Negociações entre EUA e Irã avançam na Suíça, mas conflito no Líbano segue como obstáculo

Representantes dos Estados Unidos e do Irã se reuniram neste domingo (21), na Suíça, para a primeira rodada de negociações após a assinatura de um memorando de entendimento que busca estabelecer um acordo de paz abrangente para o Oriente Médio. O encontro aconteceu em um momento de forte tensão regional, marcado pela escalada do conflito entre Israel e o Hezbollah no Líbano.

A reunião teve duração de cerca de 80 minutos e abordou temas considerados centrais para a implementação do memorando, incluindo segurança regional, sanções econômicas e estabilidade no Golfo.

Irã condiciona acordo ao fim dos conflitos regionais

Durante as conversações, a delegação iraniana destacou que qualquer avanço rumo a um acordo definitivo dependerá da interrupção das hostilidades em todas as frentes de conflito da região, especialmente no Líbano. Segundo o porta-voz do Ministério das Relações Exteriores do Irã, Esmaeil Baqaei, o objetivo do encontro foi discutir mecanismos para colocar em prática os compromissos assumidos no memorando. O governo iraniano argumenta que não há condições para avançar nas negociações finais enquanto persistirem operações militares na região.

A posição foi reforçada após novos ataques israelenses ao território libanês no sábado (20). Em resposta, o Irã anunciou o fechamento do Estreito de Ormuz, rota estratégica para o transporte global de petróleo, contrariando os termos do memorando que previam a manutenção da livre navegação por 60 dias.
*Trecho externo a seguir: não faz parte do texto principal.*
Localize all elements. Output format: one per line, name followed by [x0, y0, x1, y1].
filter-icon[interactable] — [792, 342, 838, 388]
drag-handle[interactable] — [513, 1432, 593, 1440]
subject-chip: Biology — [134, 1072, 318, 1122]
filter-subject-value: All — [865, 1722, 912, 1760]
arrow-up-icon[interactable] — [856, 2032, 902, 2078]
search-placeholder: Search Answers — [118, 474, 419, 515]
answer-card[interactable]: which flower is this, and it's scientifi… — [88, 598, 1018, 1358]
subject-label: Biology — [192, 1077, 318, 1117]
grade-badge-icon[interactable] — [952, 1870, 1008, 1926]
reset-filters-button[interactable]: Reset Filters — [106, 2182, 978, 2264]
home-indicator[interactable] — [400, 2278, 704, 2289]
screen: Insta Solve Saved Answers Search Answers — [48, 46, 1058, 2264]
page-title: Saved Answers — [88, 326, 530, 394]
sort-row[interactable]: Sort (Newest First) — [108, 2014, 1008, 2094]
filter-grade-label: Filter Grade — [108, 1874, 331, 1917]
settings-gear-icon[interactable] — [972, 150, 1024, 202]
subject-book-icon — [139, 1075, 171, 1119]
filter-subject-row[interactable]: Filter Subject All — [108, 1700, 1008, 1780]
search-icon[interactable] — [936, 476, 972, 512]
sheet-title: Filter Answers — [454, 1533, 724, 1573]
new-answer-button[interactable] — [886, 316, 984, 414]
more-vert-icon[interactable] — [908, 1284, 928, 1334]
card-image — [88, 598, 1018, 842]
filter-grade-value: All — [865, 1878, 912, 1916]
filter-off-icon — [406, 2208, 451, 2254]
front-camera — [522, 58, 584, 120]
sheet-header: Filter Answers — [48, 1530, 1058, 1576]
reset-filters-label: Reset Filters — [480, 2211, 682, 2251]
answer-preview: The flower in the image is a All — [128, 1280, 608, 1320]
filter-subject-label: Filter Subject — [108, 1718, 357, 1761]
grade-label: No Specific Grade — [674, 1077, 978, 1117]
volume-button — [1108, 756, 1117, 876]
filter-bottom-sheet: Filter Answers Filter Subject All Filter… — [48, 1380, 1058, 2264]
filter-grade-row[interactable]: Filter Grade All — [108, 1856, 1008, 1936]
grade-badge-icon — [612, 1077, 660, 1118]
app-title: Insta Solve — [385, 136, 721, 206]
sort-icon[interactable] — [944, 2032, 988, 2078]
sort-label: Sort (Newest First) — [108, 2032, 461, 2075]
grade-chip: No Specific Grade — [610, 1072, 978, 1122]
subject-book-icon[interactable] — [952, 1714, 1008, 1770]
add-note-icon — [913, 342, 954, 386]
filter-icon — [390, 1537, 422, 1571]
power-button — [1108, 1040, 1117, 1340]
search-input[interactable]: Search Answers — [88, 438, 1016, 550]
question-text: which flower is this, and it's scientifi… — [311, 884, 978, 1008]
Sanções e exportação de petróleo também estiveram na pauta

Outro tema discutido entre os dois países foi a flexibilização das sanções econômicas impostas pelos Estados Unidos ao Irã. De acordo com Baqaei, as delegações trataram de possíveis isenções para a exportação de petróleo iraniano, atualmente limitada pelas restrições norte-americanas. Também foram debatidas alternativas para a liberação de recursos financeiros iranianos bloqueados no exterior.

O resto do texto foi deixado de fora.